Pour 99 de cas sur les 107 que vous avez analysés, ce sont les parents qui s’opposent au désir d’entrer en religion de leur fille. Pour quelles raisons?
Inès Anrich: La raison la plus massive est la nécessité économique de la présence de leur fille à leurs côtés. Dans les familles de classes populaires, il s’agit d’un enjeu de survie: on a besoin du salaire complémentaire qu’une jeune femme peut rapporter à sa famille et aussi de quelqu’un qui va rester auprès des parents lorsque ceux-ci vont vieillir. Dans une société où la prise en charge institutionnelle de la vieillesse est encore balbutiante, elle repose largement sur les solidarités familiales. 

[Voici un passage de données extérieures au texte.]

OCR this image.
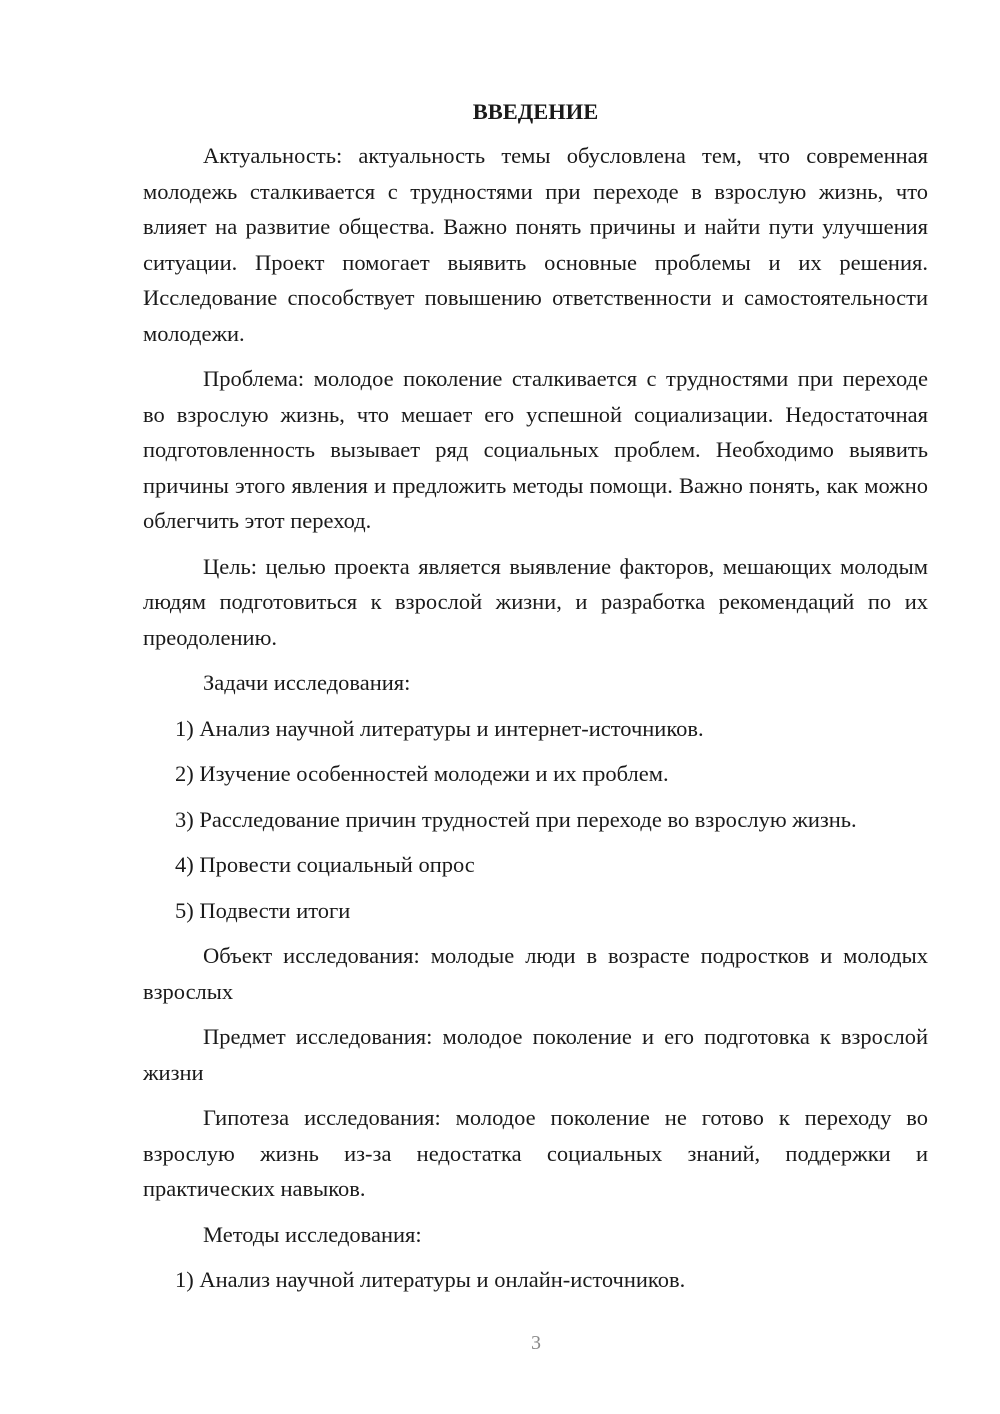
ВВЕДЕНИЕ
Актуальность: актуальность темы обусловлена тем, что современная молодежь сталкивается с трудностями при переходе в взрослую жизнь, что влияет на развитие общества. Важно понять причины и найти пути улучшения ситуации. Проект помогает выявить основные проблемы и их решения. Исследование способствует повышению ответственности и самостоятельности молодежи.
Проблема: молодое поколение сталкивается с трудностями при переходе во взрослую жизнь, что мешает его успешной социализации. Недостаточная подготовленность вызывает ряд социальных проблем. Необходимо выявить причины этого явления и предложить методы помощи. Важно понять, как можно облегчить этот переход.
Цель: целью проекта является выявление факторов, мешающих молодым людям подготовиться к взрослой жизни, и разработка рекомендаций по их преодолению.
Задачи исследования:
1) Анализ научной литературы и интернет-источников.
2) Изучение особенностей молодежи и их проблем.
3) Расследование причин трудностей при переходе во взрослую жизнь.
4) Провести социальный опрос
5) Подвести итоги
Объект исследования: молодые люди в возрасте подростков и молодых взрослых
Предмет исследования: молодое поколение и его подготовка к взрослой жизни
Гипотеза исследования: молодое поколение не готово к переходу во взрослую жизнь из-за недостатка социальных знаний, поддержки и практических навыков.
Методы исследования:
1) Анализ научной литературы и онлайн-источников.
3
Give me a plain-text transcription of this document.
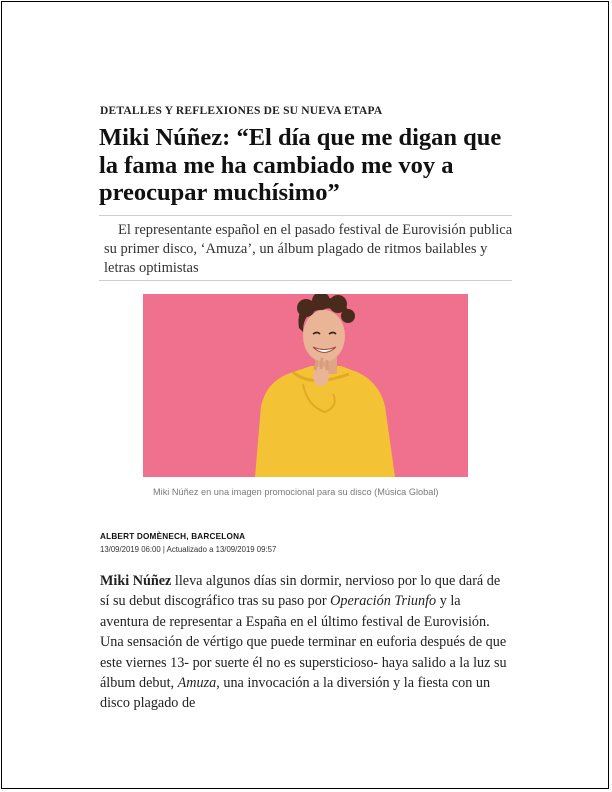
DETALLES Y REFLEXIONES DE SU NUEVA ETAPA
Miki Núñez: “El día que me digan que la fama me ha cambiado me voy a preocupar muchísimo”
El representante español en el pasado festival de Eurovisión publica su primer disco, ‘Amuza’, un álbum plagado de ritmos bailables y letras optimistas
Miki Núñez en una imagen promocional para su disco (Música Global)
ALBERT DOMÈNECH, BARCELONA
13/09/2019 06:00 | Actualizado a 13/09/2019 09:57
Miki Núñez lleva algunos días sin dormir, nervioso por lo que dará de sí su debut discográfico tras su paso por Operación Triunfo y la aventura de representar a España en el último festival de Eurovisión. Una sensación de vértigo que puede terminar en euforia después de que este viernes 13- por suerte él no es supersticioso- haya salido a la luz su álbum debut, Amuza, una invocación a la diversión y la fiesta con un disco plagado de
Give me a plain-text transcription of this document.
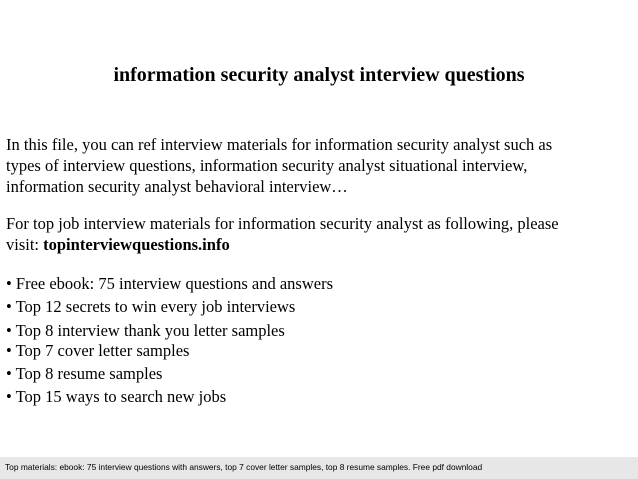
information security analyst interview questions
In this file, you can ref interview materials for information security analyst such as
types of interview questions, information security analyst situational interview,
information security analyst behavioral interview…
For top job interview materials for information security analyst as following, please
visit: topinterviewquestions.info
• Free ebook: 75 interview questions and answers
• Top 12 secrets to win every job interviews
• Top 8 interview thank you letter samples
• Top 7 cover letter samples
• Top 8 resume samples
• Top 15 ways to search new jobs
Top materials: ebook: 75 interview questions with answers, top 7 cover letter samples, top 8 resume samples. Free pdf download
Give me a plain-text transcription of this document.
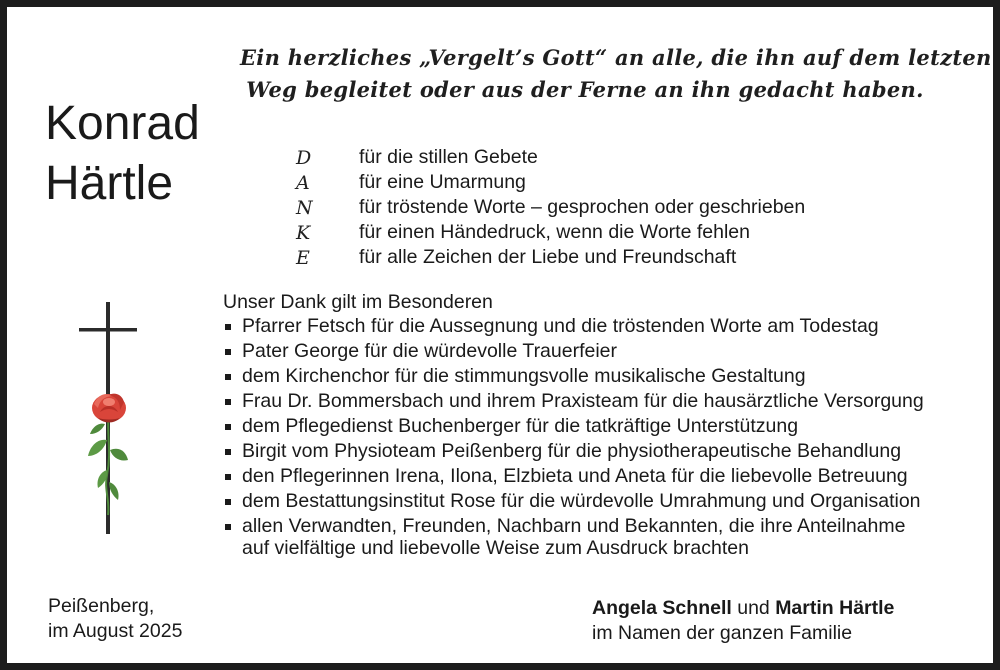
Ein herzliches „Vergelt’s Gott“ an alle, die ihn auf dem letzten
Weg begleitet oder aus der Ferne an ihn gedacht haben.
Konrad
Härtle	D	für die stillen Gebete
A	für eine Umarmung
N	für tröstende Worte – gesprochen oder geschrieben
K	für einen Händedruck, wenn die Worte fehlen
E	für alle Zeichen der Liebe und Freundschaft
Unser Dank gilt im Besonderen
Pfarrer Fetsch für die Aussegnung und die tröstenden Worte am Todestag
Pater George für die würdevolle Trauerfeier
dem Kirchenchor für die stimmungsvolle musikalische Gestaltung
Frau Dr. Bommersbach und ihrem Praxisteam für die hausärztliche Versorgung
dem Pflegedienst Buchenberger für die tatkräftige Unterstützung
Birgit vom Physioteam Peißenberg für die physiotherapeutische Behandlung
den Pflegerinnen Irena, Ilona, Elzbieta und Aneta für die liebevolle Betreuung
dem Bestattungsinstitut Rose für die würdevolle Umrahmung und Organisation
allen Verwandten, Freunden, Nachbarn und Bekannten, die ihre Anteilnahme
auf vielfältige und liebevolle Weise zum Ausdruck brachten
Peißenberg,
im August 2025
Angela Schnell und Martin Härtle
im Namen der ganzen Familie
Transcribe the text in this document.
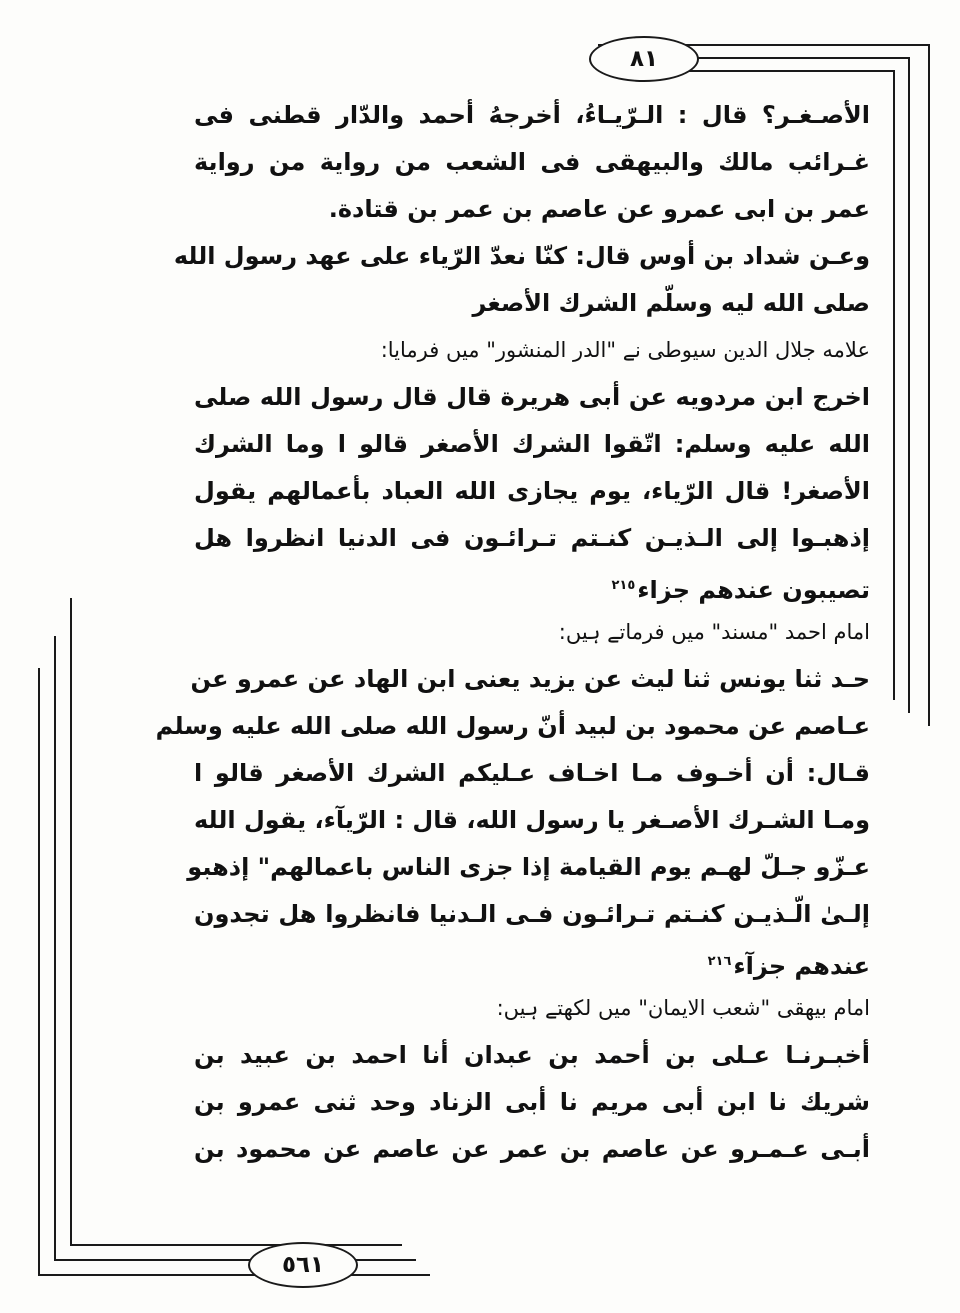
٨١
٥٦١
الأصـغـر؟ قال : الـرّيـاءُ، أخرجهُ أحمد والدّار قطنى فى
غـرائب مالك والبيهقى فى الشعب من رواية من رواية
عمر بن ابى عمرو عن عاصم بن عمر بن قتادة.
وعـن شداد بن أوس قال: كنّا نعدّ الرّياء على عهد رسول الله
صلى الله ليه وسلّم الشرك الأصغر
علامه جلال الدين سيوطى نے "الدر المنشور" ميں فرمايا:
اخرج ابن مردويه عن أبى هريرة قال قال رسول الله صلى
الله عليه وسلم: اتّقوا الشرك الأصغر قالو ا وما الشرك
الأصغر! قال الرّياء، يوم يجازى الله العباد بأعمالهم يقول
إذهبـوا إلى الـذيـن كنـتم تـرائـون فى الدنيا انظروا هل
تصيبون عندهم جزاء$^{٢١٥}$
امام احمد "مسند" ميں فرماتے ہيں:
حـد ثنا يونس ثنا ليث عن يزيد يعنى ابن الهاد عن عمرو عن
عـاصم عن محمود بن لبيد أنّ رسول الله صلى الله عليه وسلم
قـال: أن أخـوف مـا اخـاف عـليكم الشرك الأصغر قالو ا
ومـا الشـرك الأصـغر يا رسول الله، قال : الرّيآء، يقول الله
عـزّو جـلّ لهـم يوم القيامة إذا جزى الناس باعمالهم" إذهبو
إلـىٰ الّـذيـن كنـتم تـرائـون فـى الـدنيا فانظروا هل تجدون
عندهم جزآء$^{٢١٦}$
امام بيهقى "شعب الايمان" ميں لکھتے ہيں:
أخبـرنـا عـلى بن أحمد بن عبدان أنا احمد بن عبيد بن
شريك نا ابن أبى مريم نا أبى الزناد وحد ثنى عمرو بن
أبـى عـمـرو عن عاصم بن عمر عن عاصم عن محمود بن
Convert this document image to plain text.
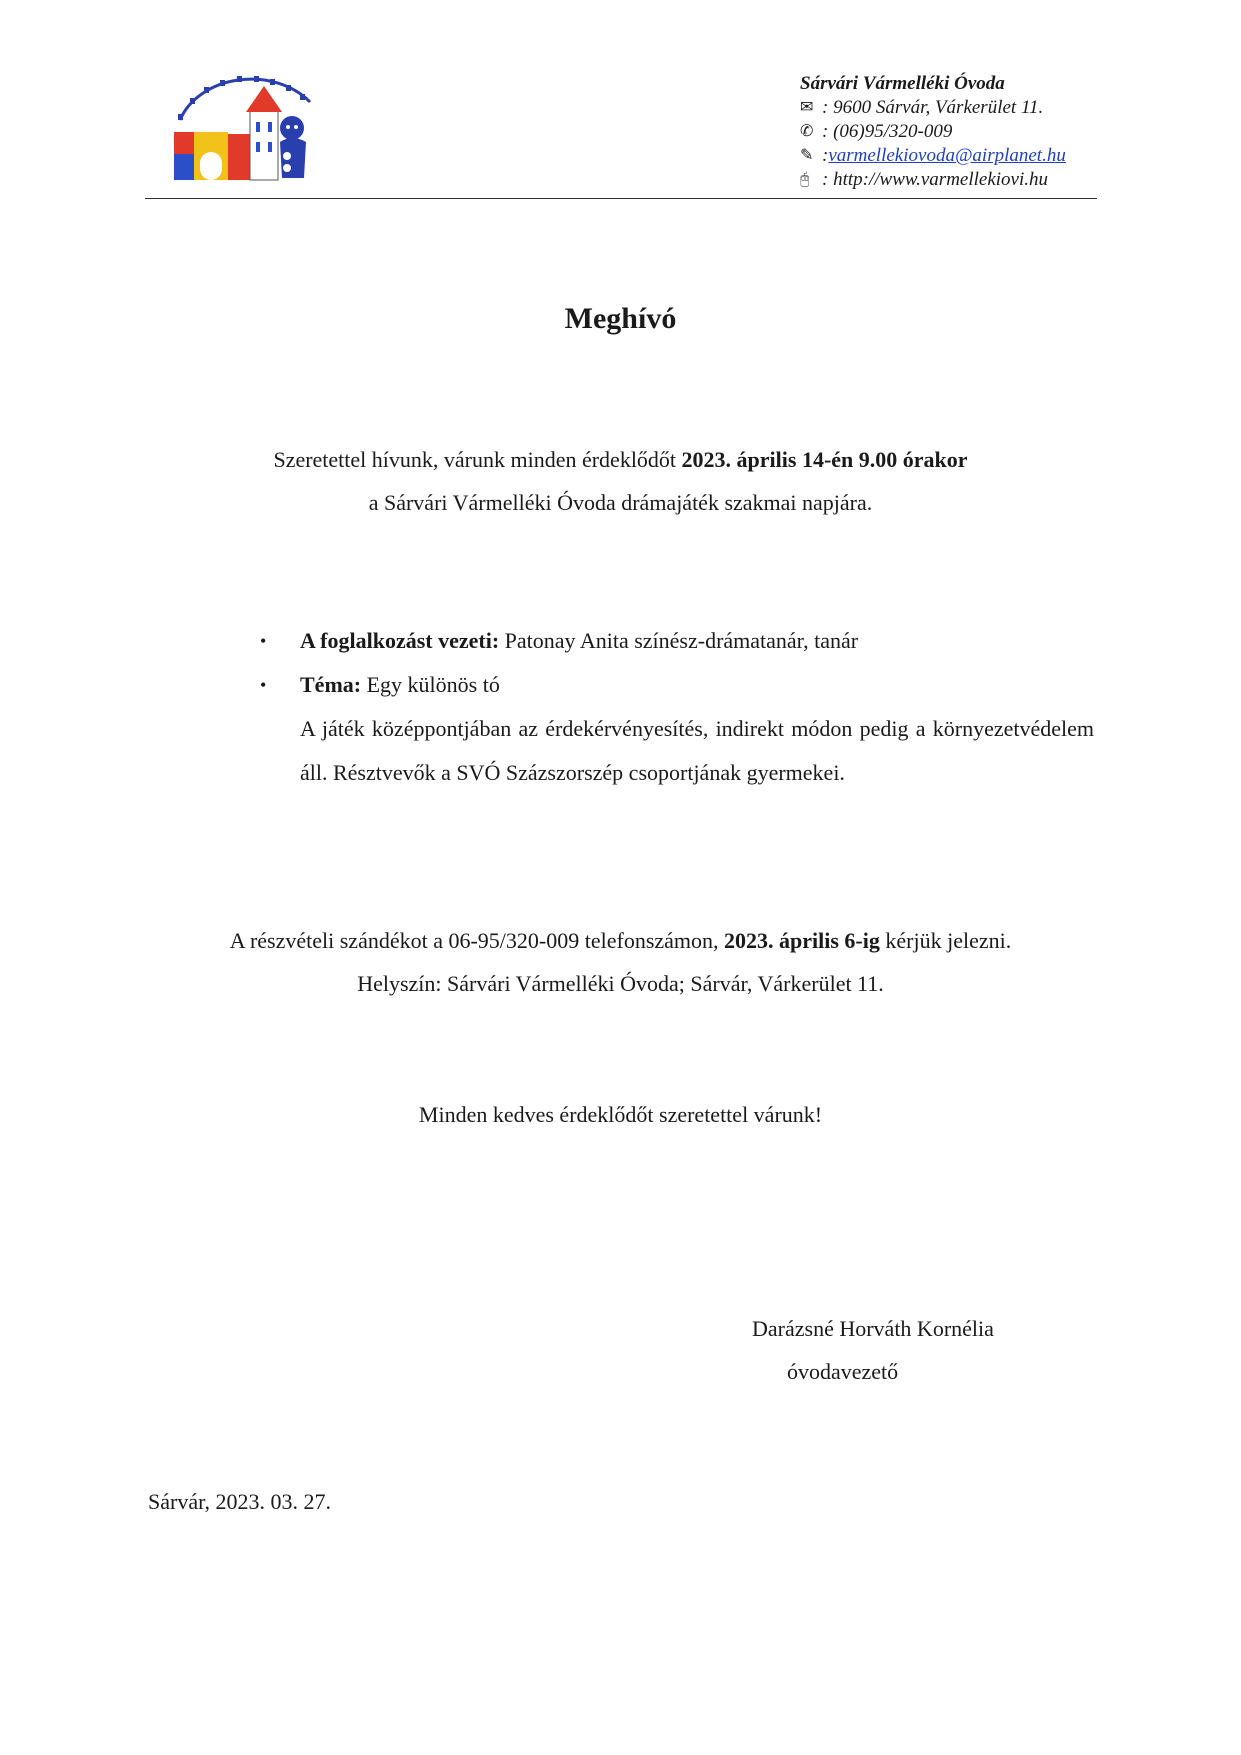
Sárvári Vármelléki Óvoda
✉ : 9600 Sárvár, Várkerület 11.
✆ : (06)95/320-009
✎ : varmellekiovoda@airplanet.hu
🖰 : http://www.varmellekiovi.hu
Meghívó
Szeretettel hívunk, várunk minden érdeklődőt 2023. április 14-én 9.00 órakor
a Sárvári Vármelléki Óvoda drámajáték szakmai napjára.
• A foglalkozást vezeti: Patonay Anita színész-drámatanár, tanár
• Téma: Egy különös tó
A játék középpontjában az érdekérvényesítés, indirekt módon pedig a környezetvédelem áll. Résztvevők a SVÓ Százszorszép csoportjának gyermekei.
A részvételi szándékot a 06-95/320-009 telefonszámon, 2023. április 6-ig kérjük jelezni.
Helyszín: Sárvári Vármelléki Óvoda; Sárvár, Várkerület 11.
Minden kedves érdeklődőt szeretettel várunk!
Darázsné Horváth Kornélia
óvodavezető
Sárvár, 2023. 03. 27.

Est-ce que l’opposition des parents peut aussi être motivée par anticléricalisme?
Oui, certains agissent par méfiance vis-à- vis de l’Église, c’est-à-dire par refus de voir leur fille entrer dans les ordres religieux. Certains parents aussi s’y opposent car ils ont projeté un mariage pour leur fille, et leur projet se voit ainsi compromis. Et enfin, certains parents agissent aussi par affection, vu la rupture familiale que suppose l’entrée en religion. C’est quelque chose que des parents attachés à leur fille redoutent fortement.

« Les congrégations religieuses qui accepteraient des mineurs sans le consentement des parents peuvent être poursuivies devant la Cour d’assises. »

Comment procèdent les parents pour dénoncer l’entrée au couvent de leur fille?
Il existe deux cas de figure possibles. Si leur fille est mineure, le cadre juridique est le même que pour le mariage: le consentement des parents est nécessaire. Ils peuvent donc porter plainte et s’adresser aux autorités judiciaires pour que la police intervienne, afin de leur faire ramener leur fille. Les congrégations religieuses qui accepteraient des mineurs sans le consentement des parents peuvent être poursuivies devant la Cour d’assises, dans le cas français, pour détournement de mineur. 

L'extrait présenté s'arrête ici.